The discovery of genes associated with migraine and hemiplegic has improved our understanding of familial hemiplegic migraine (FMH). Familial hemiplegic migraine is linked to chromosome 19p13 in about 50% of families tested (Joutel et al 1993; Joutel et al 1994; Ophoff et al 1994; Ophoff et al 1997). Mutations in this gene also produce episodic ataxia type 2 (EA-2), another autosomal dominant paroxysmal cerebral disorder characterized by acetazolamide-responsive attacks of cerebellar ataxia and migraine-like symptoms, interictal nystagmus, and cerebellar atrophy (Von Brederlow et al 1995). A locus for EA-2 was mapped to chromosome 19p13 in the same interval as the FHM-1 locus (Kramer et al 1995; Teh et al 1995; Von Brederlow et al 1995). In 1996, Ophoff characterized a brain-specific P/Q-type Ca2+ channel α1-subunit gene, CACNA1A, whose mutation caused both FHM-1 and EA-2 (Ophoff et al 1996). CACNA1A mutations have a broad clinical spectrum due to different types of mutations (Ducros et al 2001).

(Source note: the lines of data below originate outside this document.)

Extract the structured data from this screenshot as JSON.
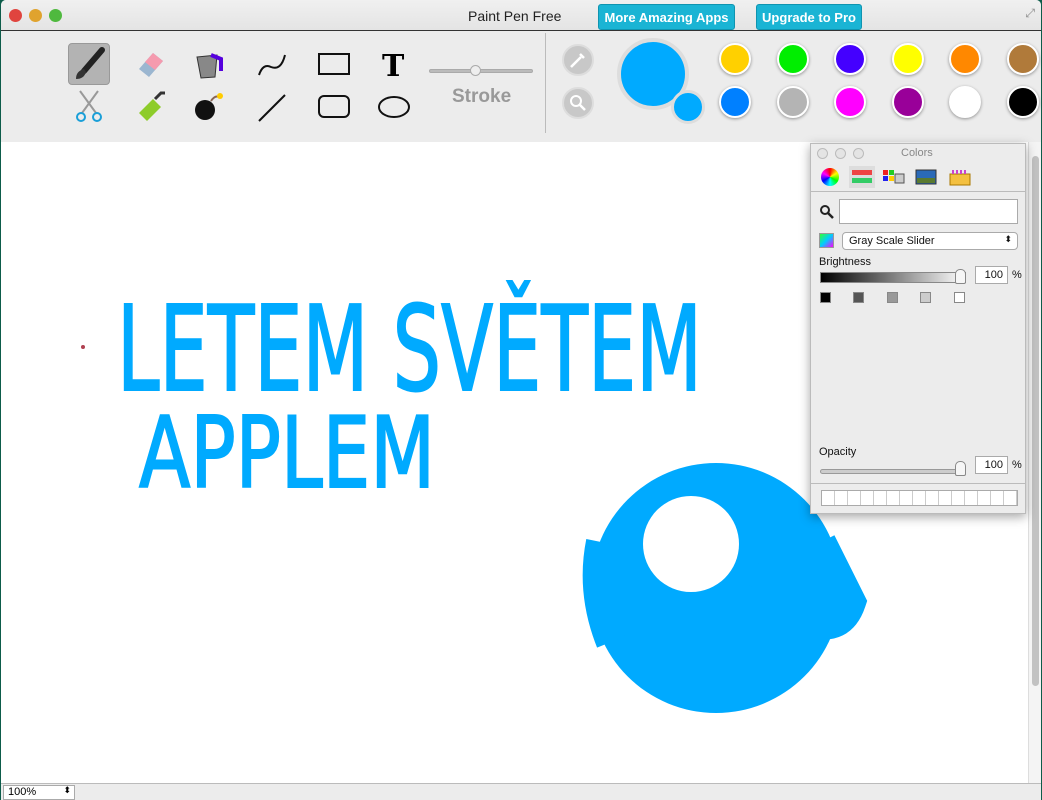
{
  "window": {
    "title": "Paint Pen Free",
    "more_apps": "More Amazing Apps",
    "upgrade": "Upgrade to Pro"
  },
  "toolbar": {
    "stroke_label": "Stroke",
    "stroke_value": 0.45,
    "tools": [
      "brush",
      "eraser",
      "paint-bucket",
      "curve",
      "rectangle",
      "text",
      "scissors",
      "marker",
      "bomb",
      "line",
      "rounded-rectangle",
      "ellipse"
    ],
    "selected_tool": "brush"
  },
  "colors": {
    "current": "#00aaff",
    "secondary": "#00aaff",
    "palette": [
      "#ffd000",
      "#00ee00",
      "#4400ff",
      "#ffff00",
      "#ff8800",
      "#b07a3a",
      "#0080ff",
      "#b4b4b4",
      "#ff00ff",
      "#990099",
      "#ffffff",
      "#000000"
    ]
  },
  "colors_panel": {
    "title": "Colors",
    "mode": "Gray Scale Slider",
    "brightness_label": "Brightness",
    "brightness": "100",
    "opacity_label": "Opacity",
    "opacity": "100",
    "percent": "%",
    "search_value": ""
  },
  "canvas": {
    "ink": "#00aaff",
    "text_lines": [
      "LETEM SVĚTEM",
      "APPLEM"
    ]
  },
  "status": {
    "zoom": "100%"
  }
}
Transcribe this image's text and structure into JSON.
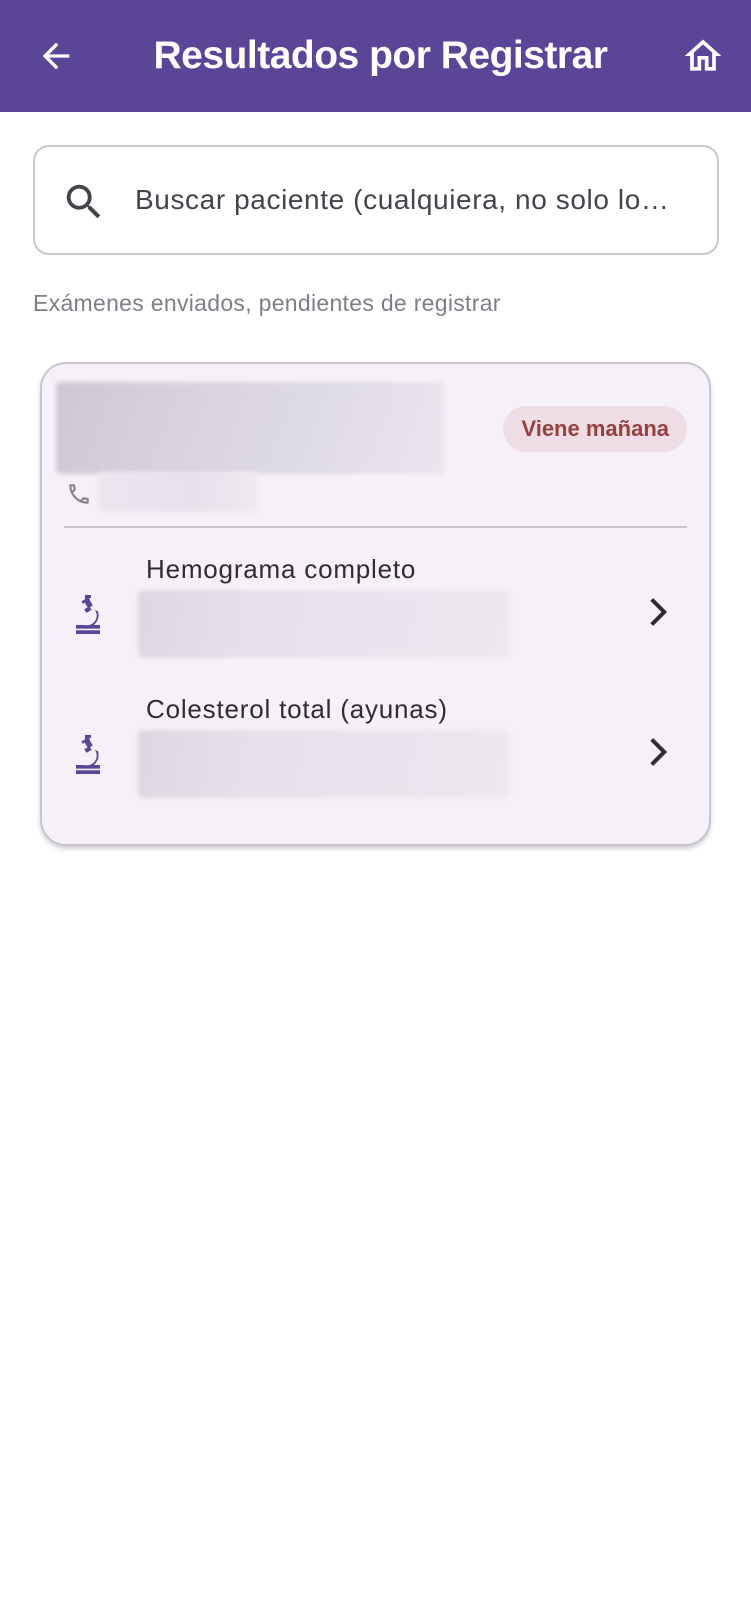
{
  "app_bar": {
    "title": "Resultados por Registrar",
    "background": "#5b4597",
    "back_icon": "arrow-left-icon",
    "home_icon": "home-icon"
  },
  "search": {
    "placeholder": "Buscar paciente (cualquiera, no solo lo…",
    "icon": "search-icon"
  },
  "section_caption": "Exámenes enviados, pendientes de registrar",
  "patient_card": {
    "status_chip": "Viene mañana",
    "status_colors": {
      "background": "#eedde4",
      "text": "#95423f"
    },
    "phone_icon": "phone-icon",
    "exams": [
      {
        "name": "Hemograma completo",
        "icon": "microscope-icon"
      },
      {
        "name": "Colesterol total (ayunas)",
        "icon": "microscope-icon"
      }
    ]
  },
  "colors": {
    "accent": "#5b4597",
    "card_background": "#f6f1f8"
  }
}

Gardner and colleagues described a second locus in chromosome 1q33 related to a family with familial hemiplegic migraine features and a negative to CACNA1A mutations (Gardner et al 1997). Posteriorly, a dysfunction in the ATP1A2 gene on chromosome 1q21-23, encoding the Na+/K+pump, was associated with FHM-2 (De Fusco et al 2003; Marconi et al 2003).
A heterozygous mutation in EAAT1 can lead to decreased glutamate uptake, leading to neuronal hyperexcitability that can cause seizures, hemiplegia, and episodic ataxia (Jen et al 2005).

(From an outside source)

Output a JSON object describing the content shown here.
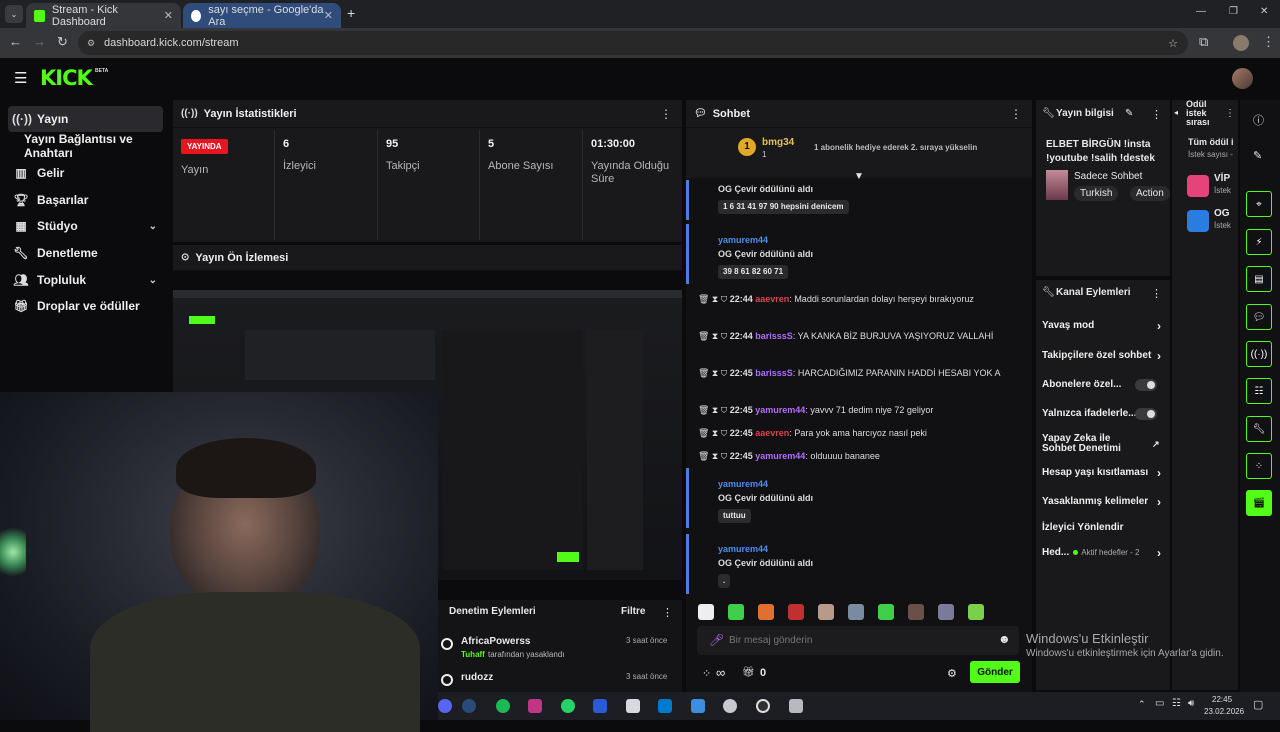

Dichgans and colleagues identified a third locus for familial hemiplegic migraine (FHM-3) on chromosome 2q24 due to a heterozygous missense mutation in the neuronal voltage-gated sodium channel gene SCN1A in 3 families. These mutations have also been associated with epilepsy (Dichgans et al 2005). The SCN1A mutation encodes an abnormal EAAT1 (excitatory amino acid transporter 1) causing decreased glutamate uptake, leading to neuronal hyperexcitability that can cause epileptic disorders, hemiplegia, and episodic ataxia (Jen et al 2005).

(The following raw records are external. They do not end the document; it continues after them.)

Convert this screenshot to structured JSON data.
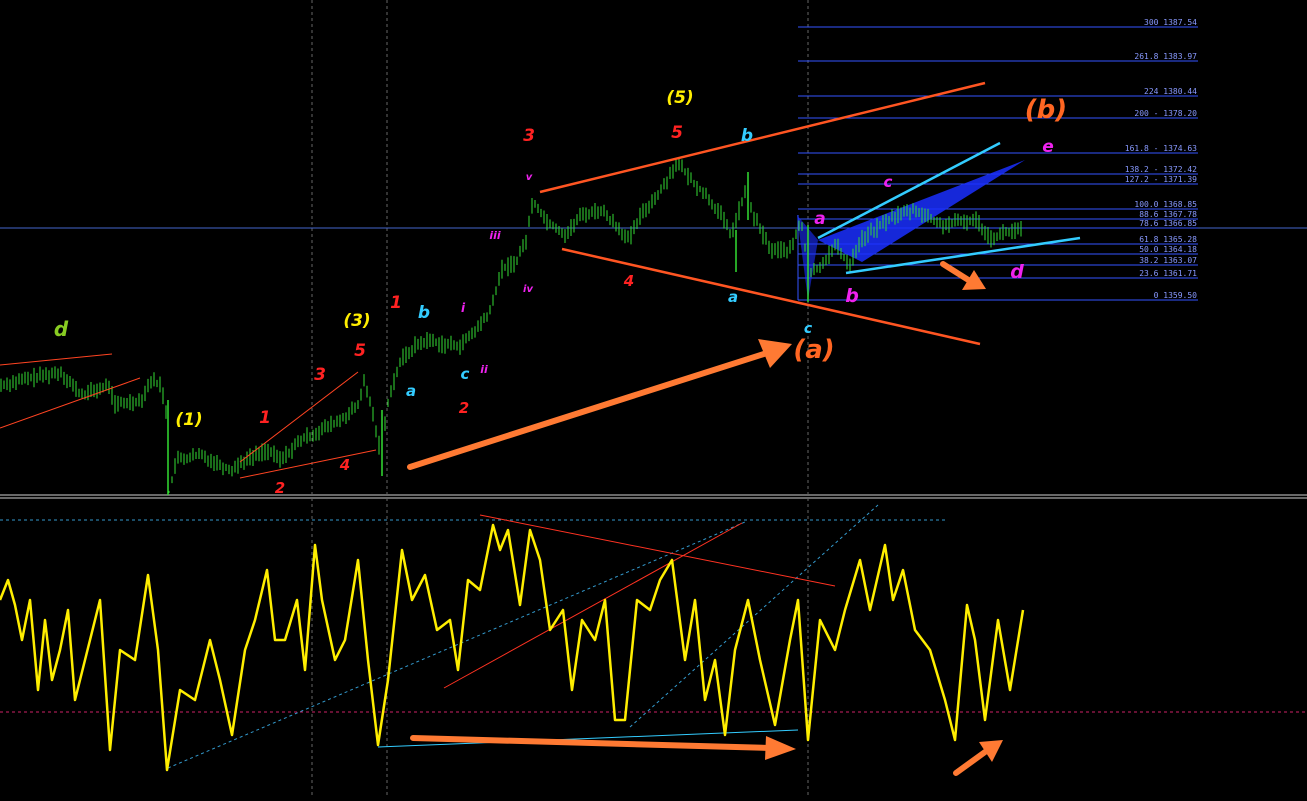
{
  "chart_data": {
    "type": "line",
    "panels": [
      "price",
      "oscillator"
    ],
    "colors": {
      "background": "#000000",
      "candle": "#33dd33",
      "oscillator": "#ffee00",
      "fib_line": "#3355ff",
      "fib_text": "#8899ff",
      "orange": "#ff5522",
      "cyan": "#33ccff",
      "arrow": "#ff7a33"
    },
    "fibonacci_levels": [
      {
        "label": "300 1387.54"
      },
      {
        "label": "261.8 1383.97"
      },
      {
        "label": "224 1380.44"
      },
      {
        "label": "200 - 1378.20"
      },
      {
        "label": "161.8 - 1374.63"
      },
      {
        "label": "138.2 - 1372.42"
      },
      {
        "label": "127.2 - 1371.39"
      },
      {
        "label": "100.0 1368.85"
      },
      {
        "label": "88.6 1367.78"
      },
      {
        "label": "78.6 1366.85"
      },
      {
        "label": "61.8 1365.28"
      },
      {
        "label": "50.0 1364.18"
      },
      {
        "label": "38.2 1363.07"
      },
      {
        "label": "23.6 1361.71"
      },
      {
        "label": "0 1359.50"
      }
    ],
    "wave_labels": [
      {
        "id": "d-left",
        "text": "d",
        "color": "#88cc22"
      },
      {
        "id": "one-paren",
        "text": "(1)",
        "color": "#ffee00"
      },
      {
        "id": "red-1",
        "text": "1",
        "color": "#ff2222"
      },
      {
        "id": "red-2",
        "text": "2",
        "color": "#ff2222"
      },
      {
        "id": "red-3a",
        "text": "3",
        "color": "#ff2222"
      },
      {
        "id": "red-4a",
        "text": "4",
        "color": "#ff2222"
      },
      {
        "id": "red-5a",
        "text": "5",
        "color": "#ff2222"
      },
      {
        "id": "three-paren",
        "text": "(3)",
        "color": "#ffee00"
      },
      {
        "id": "cyan-a1",
        "text": "a",
        "color": "#33ccff"
      },
      {
        "id": "cyan-b1",
        "text": "b",
        "color": "#33ccff"
      },
      {
        "id": "cyan-c1",
        "text": "c",
        "color": "#33ccff"
      },
      {
        "id": "red-1b",
        "text": "1",
        "color": "#ff2222"
      },
      {
        "id": "red-2b",
        "text": "2",
        "color": "#ff2222"
      },
      {
        "id": "mag-i",
        "text": "i",
        "color": "#ee22ee"
      },
      {
        "id": "mag-ii",
        "text": "ii",
        "color": "#ee22ee"
      },
      {
        "id": "mag-iii",
        "text": "iii",
        "color": "#ee22ee"
      },
      {
        "id": "mag-iv",
        "text": "iv",
        "color": "#ee22ee"
      },
      {
        "id": "mag-v",
        "text": "v",
        "color": "#ee22ee"
      },
      {
        "id": "red-3b",
        "text": "3",
        "color": "#ff2222"
      },
      {
        "id": "red-4b",
        "text": "4",
        "color": "#ff2222"
      },
      {
        "id": "red-5b",
        "text": "5",
        "color": "#ff2222"
      },
      {
        "id": "five-paren",
        "text": "(5)",
        "color": "#ffee00"
      },
      {
        "id": "cyan-b2",
        "text": "b",
        "color": "#33ccff"
      },
      {
        "id": "cyan-a2",
        "text": "a",
        "color": "#33ccff"
      },
      {
        "id": "cyan-c2",
        "text": "c",
        "color": "#33ccff"
      },
      {
        "id": "orange-a-paren",
        "text": "(a)",
        "color": "#ff6622"
      },
      {
        "id": "mag-a",
        "text": "a",
        "color": "#ee22ee"
      },
      {
        "id": "mag-b",
        "text": "b",
        "color": "#ee22ee"
      },
      {
        "id": "mag-c",
        "text": "c",
        "color": "#ee22ee"
      },
      {
        "id": "mag-d",
        "text": "d",
        "color": "#ee22ee"
      },
      {
        "id": "mag-e",
        "text": "e",
        "color": "#ee22ee"
      },
      {
        "id": "orange-b-paren",
        "text": "(b)",
        "color": "#ff6622"
      }
    ]
  }
}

Sporadic hemiplegic migraine is clinically similar to familial hemiplegic migraine but with no family history of hemiplegic migraine. It is different from migraine with typical aura and classified with familial hemiplegic migraine, and both familial hemiplegic migraine and sporadic hemiplegic migraine are classified under migraine with aura in the International Classification of Headache Disorders, 3rd edition, beta version (ICHD-3 beta) (Headache Classification Subcommittee of the International Headache Society 2013).